- Genre: Science fiction thriller
- Based on: The Stepford Wives by Ira Levin
- Written by: Ken and Jim Wheat
- Directed by: Fred Walton
- Starring: Donna Mills; Michael Ontkean; Cindy Williams; Sarah Douglas; Louise Fletcher;
- Music by: Dana Kaproff
- Country of origin: United States
- Original language: English

Production
- Executive producer: Edgar J. Scherick
- Producer: Mitch Engel
- Cinematography: Don FauntLeRoy
- Editor: David Lloyd
- Running time: 90 minutes
- Production company: Victor Television Productions

Original release
- Network: CBS
- Release: May 14, 1996

Related
- The Stepford Children; The Stepford Wives (remake);

= The Stepford Husbands =

1996 American made-for-television film

The Stepford Husbands is a 1996 American science fiction thriller television film inspired by Ira Levin's 1972 novel The Stepford Wives. It was directed by Fred Walton, written by Ken and Jim Wheat, and stars Donna Mills, Michael Ontkean, Cindy Williams, Sarah Douglas and Louise Fletcher. It is the third in a series of sequels inspired by the novel and the 1975 film The Stepford Wives.

==Plot==
In the prologue, a docile man suddenly kills his wife in a violent method and then commits suicide.

Several months later, graphic artist Jodi and struggling author Mick Davison move to Stepford, Connecticut, in the same house, hoping that life in the seemingly idyllic town will help rejuvenate their troubled marriage. Jodi reunites with old college friend Caroline and meets the brilliant Dr. Borzage as well as the intimidating Miriam Benton, who heads a powerful women's group. Mick notices the docile men in the community, including Caroline's husband (who shows surprising moments of aggression), but befriends sloppy neighbor Gordon; both agree they are unnerved by the community. However, both Jodi and Mick are concerned when Gordon undergoes a radical behavior change after a stay at the Stepford Institute for Human Behavior, afterwards thinking only of his wife Lisa, but ignoring his son and other interests.

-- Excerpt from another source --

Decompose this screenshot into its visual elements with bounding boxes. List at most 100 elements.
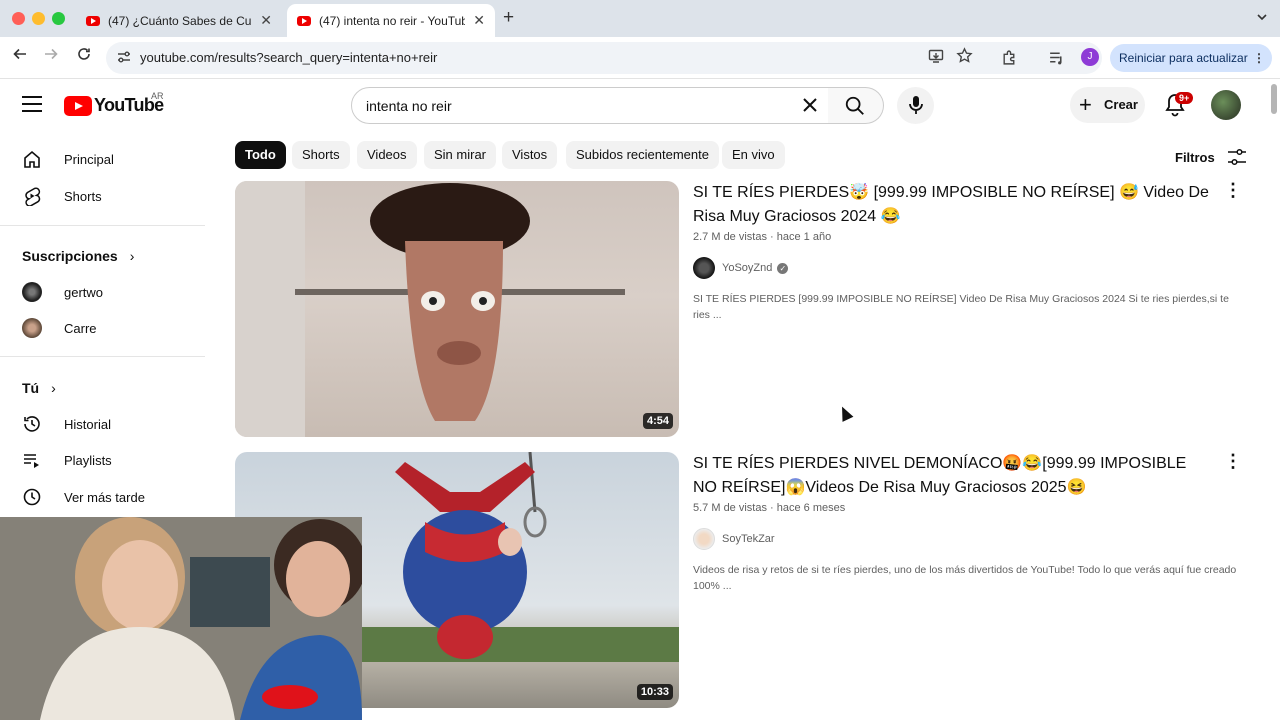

Caroline subtly manipulates the Davisons and drugs Mick at a party. When Mick reacts to the drug, Jodi is convinced that her husband has serious problems and commits him to the Stepford Institute for a cure. Mick is given mind-altering behavioral therapy and psychotropic drugs, altering him to behave docilely, but passionless. Jodi is concerned about the drugs Mick takes as part of the therapy; when she learns that the previous couple in her house (of the murder-suicide) was linked to heavy drugs, she replaces Mick's drugs with placebos. The serious side effects of the treatment becomes clear, the men can become violent, and Mick crashes and threatens to kill Jodi. They reconcile when he is convinced that she did not know of the Institute's motives or methods (in essence, Caroline had made the decision for Jodi). They plan to leave immediately.

Caroline has learned of the Davisons' plan to leave town. With the other residents, Caroline captures them in their own house. Mick is returned to the Institute for reconditioning while Jodi is forced to escape to rescue Mick. Benton allows Jodi to find Mick in the Institute but, with Dr. Borzage, plans to kill her. Borzage, however, is alarmed by the out-of-control ethics and kills Benton with a hypodermic needle meant for Jodi. Borzage then allows the Davisons to escape.

In the epilogue, the fate of the town is not revealed, but Jodi and Mick have returned to New York City. Mick has written a book about the experience and a movie will soon be made.

==Production==
The film first aired on CBS on May 14, 1996. It was filmed in Wilmington, North Carolina.

It is the third sequel in a string of stories based on the original concept of the novel. The first sequel, Revenge of the Stepford Wives (1980), starred Don Johnson, Sharon Gless, and Julie Kavner and suggested a similar drug-induced compliance. The second sequel, The Stepford Children, (1987) starred Barbara Eden and hewed closer to the original. The third sequel basically reverses the roles, with the women being the oppressors. Louise Fletcher's role, in particular, recalls the role of Dale "Diz" Coba, the Men's Association president, in the original.

The executive producer for the film is Edgar J. Scherick, who produced the first film.

==Reception==
The Hollywood Reporter said "it's hard to care since this is about as shabbily done as you can get with a good-and-scary, tried-and-true idea. Flat and dull, without passion, a sort of Stepford script."

Variety wrote "Husbands offers a decent diversion, and the familiar faces of Mills and Ontkean are nice to see, but script by Ken and Jim Wheat doesn't deliver thrills — just standard telepic stuff — not all that interesting or compelling."